Den Haag, 21 oktober 2005

Vragen van de leden Leerdam (PvdA) en Dijsselbloem (PvdA) aan de minister voor Vreemdelingenzaken en Integratie

over de toelatingsregeling voor Antilliaanse en Arubaanse jongeren

1. Bent u op de hoogte van het artikel over uw toelatingsregeling voor Antilliaanse en Arubaanse jongeren d.d. 19 oktober jongstleden gepubliceerd in Migrantenrecht ?
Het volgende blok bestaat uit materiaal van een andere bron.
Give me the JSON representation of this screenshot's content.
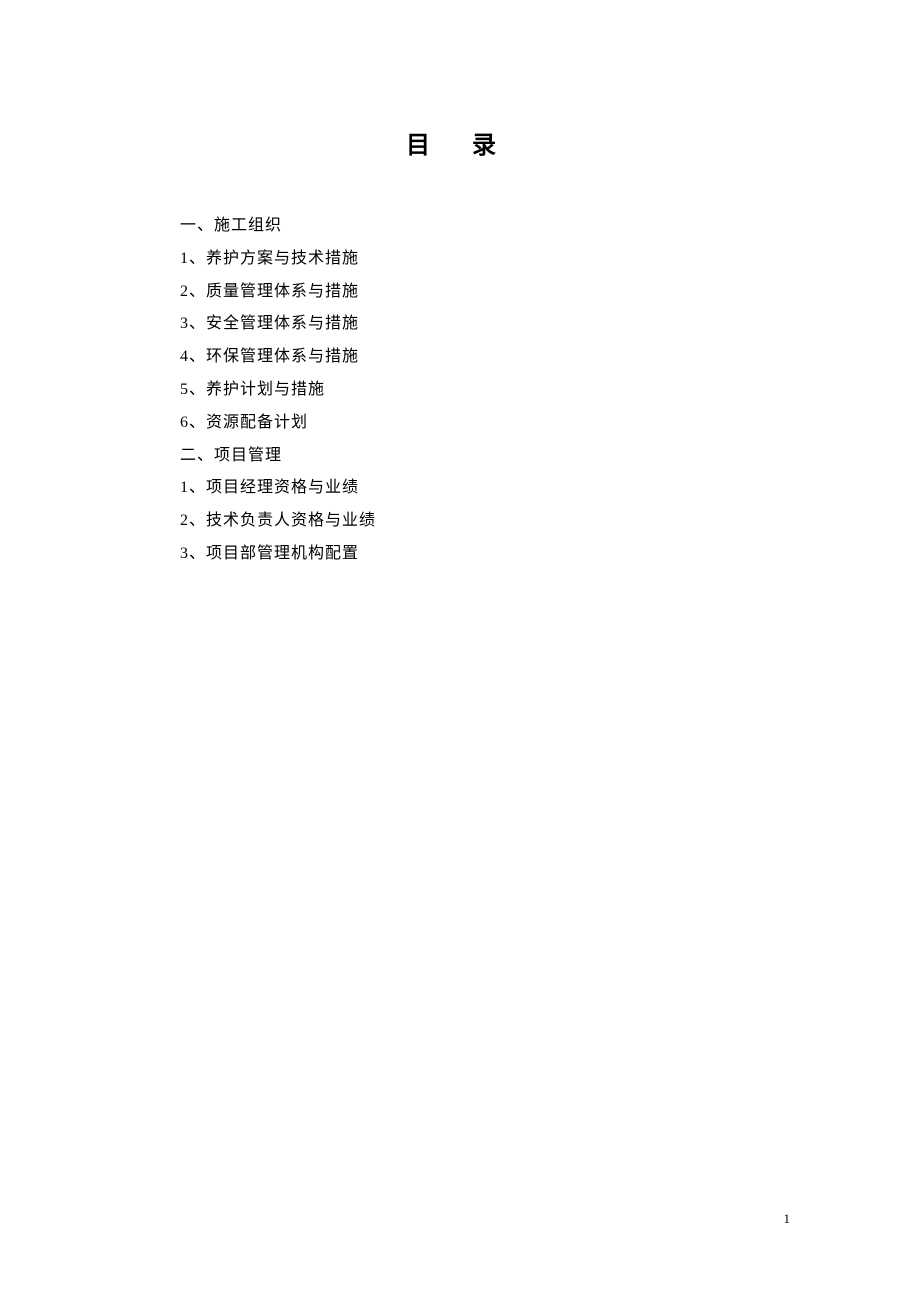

2. Hoe rijmt u uw opmerking dat het Nederlanderschap veel meer is dan het recht hier te zijn of het krijgen van een Nederlands paspoort (27 juni 2005) met het door het artikel aangehaalde feit dat de door u bepleitte regeling een onderscheid tussen verschillende categorieën Nederlanders zal behelzen en daarmee een aanpassing van het Nederlands Recht?

3. Deelt u de alarmerende observatie van de auteurs dat het aanpassen van het recht op dit punt kan leiden tot een enorme instroom van Antillianen en Arubanen vóór de verandering wordt doorgevoerd? Zo nee, waarom niet?
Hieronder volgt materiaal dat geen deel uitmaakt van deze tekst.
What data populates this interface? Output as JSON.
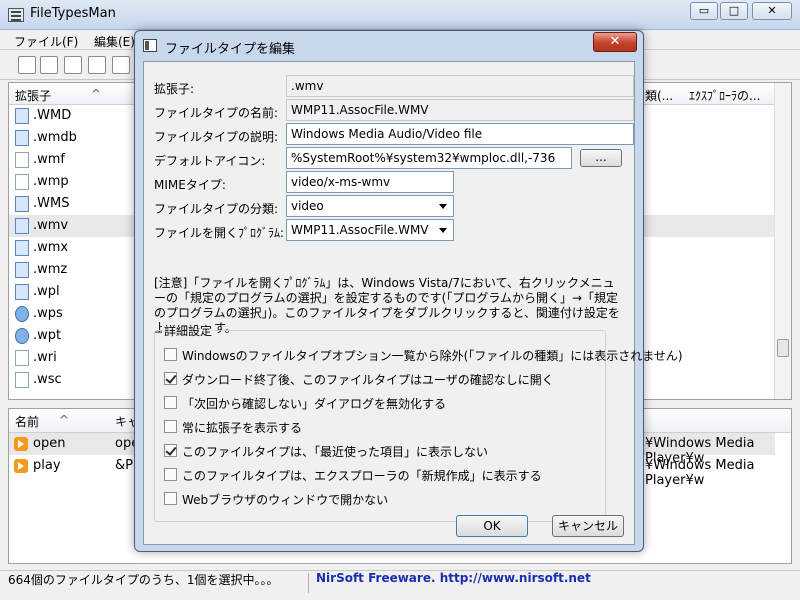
{
  "main": {
    "title": "FileTypesMan",
    "window_buttons": {
      "minimize": "▭",
      "maximize": "□",
      "close": "✕"
    },
    "menu": [
      "ファイル(F)",
      "編集(E)"
    ],
    "toolbar_icons": [
      "save-icon",
      "refresh-icon",
      "copy-icon",
      "properties-icon",
      "edit-icon"
    ],
    "list": {
      "columns": [
        "拡張子",
        "類(...",
        "ｴｸｽﾌﾟﾛｰﾗの..."
      ],
      "rows": [
        {
          "ext": ".WMD",
          "icon": "wmd-file-icon",
          "style": "blue"
        },
        {
          "ext": ".wmdb",
          "icon": "wmdb-file-icon",
          "style": "blue"
        },
        {
          "ext": ".wmf",
          "icon": "wmf-file-icon",
          "style": "plain"
        },
        {
          "ext": ".wmp",
          "icon": "wmp-file-icon",
          "style": "plain"
        },
        {
          "ext": ".WMS",
          "icon": "wms-file-icon",
          "style": "blue"
        },
        {
          "ext": ".wmv",
          "icon": "wmv-file-icon",
          "style": "blue",
          "selected": true
        },
        {
          "ext": ".wmx",
          "icon": "wmx-file-icon",
          "style": "blue"
        },
        {
          "ext": ".wmz",
          "icon": "wmz-file-icon",
          "style": "blue"
        },
        {
          "ext": ".wpl",
          "icon": "wpl-file-icon",
          "style": "blue"
        },
        {
          "ext": ".wps",
          "icon": "wps-file-icon",
          "style": "earth"
        },
        {
          "ext": ".wpt",
          "icon": "wpt-file-icon",
          "style": "earth"
        },
        {
          "ext": ".wri",
          "icon": "wri-file-icon",
          "style": "plain"
        },
        {
          "ext": ".wsc",
          "icon": "wsc-file-icon",
          "style": "plain"
        }
      ]
    },
    "actions": {
      "columns": [
        "名前",
        "キャ"
      ],
      "rows": [
        {
          "name": "open",
          "caption": "ope",
          "command": "¥Windows Media Player¥w",
          "selected": true
        },
        {
          "name": "play",
          "caption": "&Pl",
          "command": "¥Windows Media Player¥w"
        }
      ]
    },
    "status": {
      "left": "664個のファイルタイプのうち、1個を選択中。。。",
      "right": "NirSoft Freeware.  http://www.nirsoft.net"
    }
  },
  "dialog": {
    "title": "ファイルタイプを編集",
    "close_label": "✕",
    "fields": {
      "extension_label": "拡張子:",
      "extension_value": ".wmv",
      "type_name_label": "ファイルタイプの名前:",
      "type_name_value": "WMP11.AssocFile.WMV",
      "description_label": "ファイルタイプの説明:",
      "description_value": "Windows Media Audio/Video file",
      "default_icon_label": "デフォルトアイコン:",
      "default_icon_value": "%SystemRoot%¥system32¥wmploc.dll,-736",
      "browse_label": "...",
      "mime_label": "MIMEタイプ:",
      "mime_value": "video/x-ms-wmv",
      "category_label": "ファイルタイプの分類:",
      "category_value": "video",
      "open_program_label": "ファイルを開くﾌﾟﾛｸﾞﾗﾑ:",
      "open_program_value": "WMP11.AssocFile.WMV"
    },
    "note": "[注意]「ファイルを開くﾌﾟﾛｸﾞﾗﾑ」は、Windows Vista/7において、右クリックメニューの「規定のプログラムの選択」を設定するものです(「プログラムから開く」→「規定のプログラムの選択」)。このファイルタイプをダブルクリックすると、関連付け設定を上書きします。",
    "group_title": "詳細設定",
    "options": [
      {
        "label": "Windowsのファイルタイプオプション一覧から除外(「ファイルの種類」には表示されません)",
        "checked": false
      },
      {
        "label": "ダウンロード終了後、このファイルタイプはユーザの確認なしに開く",
        "checked": true
      },
      {
        "label": "「次回から確認しない」ダイアログを無効化する",
        "checked": false
      },
      {
        "label": "常に拡張子を表示する",
        "checked": false
      },
      {
        "label": "このファイルタイプは、「最近使った項目」に表示しない",
        "checked": true
      },
      {
        "label": "このファイルタイプは、エクスプローラの「新規作成」に表示する",
        "checked": false
      },
      {
        "label": "Webブラウザのウィンドウで開かない",
        "checked": false
      }
    ],
    "ok_label": "OK",
    "cancel_label": "キャンセル"
  },
  "colors": {
    "titlebar": "#c6d6ec",
    "dialog_frame": "#c7d7ec",
    "close_red": "#c4412a",
    "selected_row": "#e8e8e8",
    "status_link": "#1a2fb0"
  }
}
4. Deelt u de conclusie van het artikel dat er sprake is van ongeoorloofde discriminatie, zonder geldige rechtvaardiging voor ongelijke behandeling, zeker gelet op de conclusie van de regering op 10 november 1998 dat een toelatingsregeling die uitsluitend op Antillianen betrekking heeft, juridisch alleen mogelijk is mits er een objectieve rechtvaardiging bestaat? Zo nee, waarom niet?

5. Deelt u de conclusie van het artikel dat de voorgestelde regeling uiteindelijk in strijd is met Artikel 13 van de Universele Verklaring van de Rechten van de Mens, waarin het recht zich vrijelijk te verplaatsen binnen de grenzen van elke staat is vastgelegd en Artikel 2, lid 1 van het Vierde Protocol bij het Europees Verdrag tot bescherming van de rechten van de mens, waarin het recht neergelegd is zich vrijelijk te verplaatsen en een verblijfplaats te kiezen op het grondgebied van een staat, waar men wettig verblijft; en eveneens in strijd is met het Internationaal Verdrag inzake burgerrechten en politieke rechten, waarin het recht van toegang tot en vrije verplaatsing in eigen land wordt gegarandeerd? Zo nee, waarom niet?

6. Hoe rijmt u Artikel 1 van de grondwet: Allen die zich in Nederland bevinden, worden in gelijke gevallen gelijk behandeld. en Artikel 3, lid 1 onder f van de Officiële Toelichting van het Statuut: De landen behoren niet te discrimineren tussen Nederlanders, die niet uit het betrokken land afkomstig zijn. met uw plannen?

7. Vindt u de in het artikel geschetste situatie dat Antillianen en Arubanen straks wel via hun burgerschap van de EU naar andere lidstaten kunnen reizen, maar niet naar Nederland, niet ook een onaanvaardbare situatie?

8. Deelt u de conclusie in het artikel dat de Landsverordening Toelating en Uitzetting op de Nederlandse Antillen geldt voor alle Nederlanders die niet op de Antillen zijn geboren, terwijl uw plan slechts betrekking heeft op Antillianen en Arubanen? Zo nee, waarom niet?

9. Bent u, net als de auteurs van het artikel, van mening dat het Koninkrijk der Nederlanden beschouwd moet worden als een (semi-) federale staat? Zo nee, waarom niet?